L'enquête qui a entraîné la mise en examen jeudi du directeur du centre Hotelia continue pour tenter d'établir d'éventuelles maltraitances. Les poursuites à la suite du décès par déshydratation d'une pensionnaire cet été font grand bruit.

Le centre Hotelia à Reims (LCI) © LCI

Bien que l'enquête ne porte actuellement "que sur un seul décès", plusieurs personnes proches du dossier ont indiqué à l'AFP samedi matin que les enquêteurs cherchent à vérifier plusieurs témoignages selon lesquels des pensionnaires auraient été victimes de maltraitances. Une infirmière de la maison de retraite Hotelia a été entendue, mais n'a pas été mise en examen.

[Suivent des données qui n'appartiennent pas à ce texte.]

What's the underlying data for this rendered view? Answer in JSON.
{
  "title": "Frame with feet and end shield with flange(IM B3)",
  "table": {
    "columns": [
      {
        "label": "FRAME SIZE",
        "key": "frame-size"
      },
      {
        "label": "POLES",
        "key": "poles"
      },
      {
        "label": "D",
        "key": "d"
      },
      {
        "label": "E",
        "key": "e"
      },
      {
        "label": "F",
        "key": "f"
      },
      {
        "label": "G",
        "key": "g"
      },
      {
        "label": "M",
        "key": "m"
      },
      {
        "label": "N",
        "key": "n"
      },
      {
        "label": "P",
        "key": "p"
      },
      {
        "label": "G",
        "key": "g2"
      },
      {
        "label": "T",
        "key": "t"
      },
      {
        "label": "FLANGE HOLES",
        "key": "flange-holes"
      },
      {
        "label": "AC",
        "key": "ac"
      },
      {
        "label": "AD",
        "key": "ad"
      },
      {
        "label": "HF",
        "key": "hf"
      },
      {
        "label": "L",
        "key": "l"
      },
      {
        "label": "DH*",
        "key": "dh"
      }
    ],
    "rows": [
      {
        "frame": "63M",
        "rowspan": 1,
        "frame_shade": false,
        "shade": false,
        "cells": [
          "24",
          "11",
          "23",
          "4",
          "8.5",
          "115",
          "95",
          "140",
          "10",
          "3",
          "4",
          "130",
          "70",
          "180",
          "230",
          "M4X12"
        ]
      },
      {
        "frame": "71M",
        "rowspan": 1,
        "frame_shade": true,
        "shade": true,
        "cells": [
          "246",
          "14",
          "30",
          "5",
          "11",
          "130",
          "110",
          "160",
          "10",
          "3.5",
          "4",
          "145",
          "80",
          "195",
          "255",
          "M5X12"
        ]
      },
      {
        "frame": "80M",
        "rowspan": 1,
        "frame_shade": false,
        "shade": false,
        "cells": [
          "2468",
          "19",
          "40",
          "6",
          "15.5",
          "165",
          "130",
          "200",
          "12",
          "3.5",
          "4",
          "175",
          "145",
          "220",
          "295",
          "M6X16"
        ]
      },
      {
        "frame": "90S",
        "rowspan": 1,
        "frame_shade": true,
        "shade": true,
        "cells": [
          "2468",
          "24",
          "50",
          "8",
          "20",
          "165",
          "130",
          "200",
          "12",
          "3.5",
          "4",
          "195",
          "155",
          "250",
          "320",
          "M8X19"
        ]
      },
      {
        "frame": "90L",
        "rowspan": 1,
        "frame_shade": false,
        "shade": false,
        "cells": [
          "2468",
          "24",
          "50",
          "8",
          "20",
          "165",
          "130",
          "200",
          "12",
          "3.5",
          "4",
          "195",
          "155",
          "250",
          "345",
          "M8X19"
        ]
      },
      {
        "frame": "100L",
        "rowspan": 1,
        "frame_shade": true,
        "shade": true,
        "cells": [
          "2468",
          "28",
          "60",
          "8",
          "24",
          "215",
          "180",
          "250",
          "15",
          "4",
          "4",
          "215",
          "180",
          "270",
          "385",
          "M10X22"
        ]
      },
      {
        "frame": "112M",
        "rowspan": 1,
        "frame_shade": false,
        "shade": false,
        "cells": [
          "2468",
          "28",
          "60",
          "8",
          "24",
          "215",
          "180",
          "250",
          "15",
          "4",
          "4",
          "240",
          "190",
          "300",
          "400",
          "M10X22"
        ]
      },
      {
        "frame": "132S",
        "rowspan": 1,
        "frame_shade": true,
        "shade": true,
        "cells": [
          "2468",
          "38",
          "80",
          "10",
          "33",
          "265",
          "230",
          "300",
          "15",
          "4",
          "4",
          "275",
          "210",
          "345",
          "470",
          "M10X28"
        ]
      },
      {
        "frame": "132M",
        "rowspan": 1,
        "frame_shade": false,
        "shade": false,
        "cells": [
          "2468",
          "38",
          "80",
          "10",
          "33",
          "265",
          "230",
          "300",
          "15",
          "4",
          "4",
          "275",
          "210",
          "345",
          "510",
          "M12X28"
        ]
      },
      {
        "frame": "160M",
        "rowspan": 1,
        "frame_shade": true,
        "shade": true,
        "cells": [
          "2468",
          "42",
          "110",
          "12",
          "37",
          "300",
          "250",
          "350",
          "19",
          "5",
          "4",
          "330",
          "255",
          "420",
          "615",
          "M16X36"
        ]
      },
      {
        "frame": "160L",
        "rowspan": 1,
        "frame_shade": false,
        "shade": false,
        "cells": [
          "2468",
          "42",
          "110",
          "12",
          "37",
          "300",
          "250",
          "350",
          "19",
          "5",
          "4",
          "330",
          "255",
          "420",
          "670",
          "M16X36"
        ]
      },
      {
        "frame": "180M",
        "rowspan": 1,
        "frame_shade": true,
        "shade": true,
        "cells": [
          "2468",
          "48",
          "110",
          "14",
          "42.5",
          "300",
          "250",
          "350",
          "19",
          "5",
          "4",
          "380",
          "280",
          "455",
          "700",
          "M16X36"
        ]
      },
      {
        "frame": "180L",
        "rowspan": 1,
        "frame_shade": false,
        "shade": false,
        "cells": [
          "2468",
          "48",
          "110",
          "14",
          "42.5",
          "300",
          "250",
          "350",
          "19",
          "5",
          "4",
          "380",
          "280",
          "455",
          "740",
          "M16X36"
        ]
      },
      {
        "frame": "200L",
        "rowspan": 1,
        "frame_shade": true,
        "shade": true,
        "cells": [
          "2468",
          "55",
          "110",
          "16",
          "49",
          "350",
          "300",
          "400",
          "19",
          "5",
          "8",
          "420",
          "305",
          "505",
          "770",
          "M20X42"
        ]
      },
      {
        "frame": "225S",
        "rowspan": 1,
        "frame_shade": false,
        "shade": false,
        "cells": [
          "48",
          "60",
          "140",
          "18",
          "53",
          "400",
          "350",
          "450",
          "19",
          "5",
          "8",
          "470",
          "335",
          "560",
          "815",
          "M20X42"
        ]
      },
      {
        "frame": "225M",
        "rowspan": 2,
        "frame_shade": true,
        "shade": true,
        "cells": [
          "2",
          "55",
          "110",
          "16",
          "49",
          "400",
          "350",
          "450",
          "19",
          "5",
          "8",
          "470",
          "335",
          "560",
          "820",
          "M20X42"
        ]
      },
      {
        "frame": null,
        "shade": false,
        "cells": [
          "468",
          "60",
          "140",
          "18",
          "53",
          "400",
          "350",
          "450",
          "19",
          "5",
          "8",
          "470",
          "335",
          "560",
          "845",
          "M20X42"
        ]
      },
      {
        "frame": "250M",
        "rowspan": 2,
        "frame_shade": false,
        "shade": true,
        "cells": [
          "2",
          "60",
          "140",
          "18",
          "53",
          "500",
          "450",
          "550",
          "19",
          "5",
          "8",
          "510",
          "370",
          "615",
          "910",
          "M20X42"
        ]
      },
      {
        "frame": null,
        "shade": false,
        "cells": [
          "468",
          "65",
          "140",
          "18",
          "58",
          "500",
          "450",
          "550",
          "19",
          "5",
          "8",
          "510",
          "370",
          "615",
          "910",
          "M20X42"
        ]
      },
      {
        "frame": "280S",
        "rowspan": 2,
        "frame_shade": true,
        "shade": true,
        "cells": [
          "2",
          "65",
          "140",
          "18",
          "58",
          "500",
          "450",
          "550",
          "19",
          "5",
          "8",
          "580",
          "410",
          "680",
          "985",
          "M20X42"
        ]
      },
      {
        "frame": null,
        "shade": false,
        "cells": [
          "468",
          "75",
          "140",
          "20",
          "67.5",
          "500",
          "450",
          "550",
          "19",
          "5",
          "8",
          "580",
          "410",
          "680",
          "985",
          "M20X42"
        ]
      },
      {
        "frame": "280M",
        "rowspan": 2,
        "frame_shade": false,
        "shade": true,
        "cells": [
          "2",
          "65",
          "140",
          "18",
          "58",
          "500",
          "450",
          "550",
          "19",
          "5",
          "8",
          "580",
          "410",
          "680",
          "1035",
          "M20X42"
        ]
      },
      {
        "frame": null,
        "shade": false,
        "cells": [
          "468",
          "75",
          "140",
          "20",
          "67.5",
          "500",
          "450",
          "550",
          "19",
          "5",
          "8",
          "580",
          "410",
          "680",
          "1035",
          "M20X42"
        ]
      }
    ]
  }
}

Les faits dénoncés par plusieurs pensionnaires de l'établissement seraient plus liés au manque de soins, par insuffisance de formation du personnel, qu'à des actes de maltraitance active. Des pensionnaires se sont notamment plaints que des couches souillées n'aient pas été changées, de même que des assiettes sales à la suite de régurgitation, toujours selon les sources de l'AFP.

Jeudi, le directeur de la maison de retraite avait été mis en examen pour "homicide involontaire" et placé sous contrôle judiciaire à la suite  du décès par déshydratation d'une vieille dame lors de la canicule de l'été. Un autre pensionnaire, victime de déshydratation, aurait "échappé de justesse" à la  mort. Selon les premiers éléments de l'enquête, le directeur, en vacances pendant  la période de fortes chaleurs, n'avait pas interrompu son congé.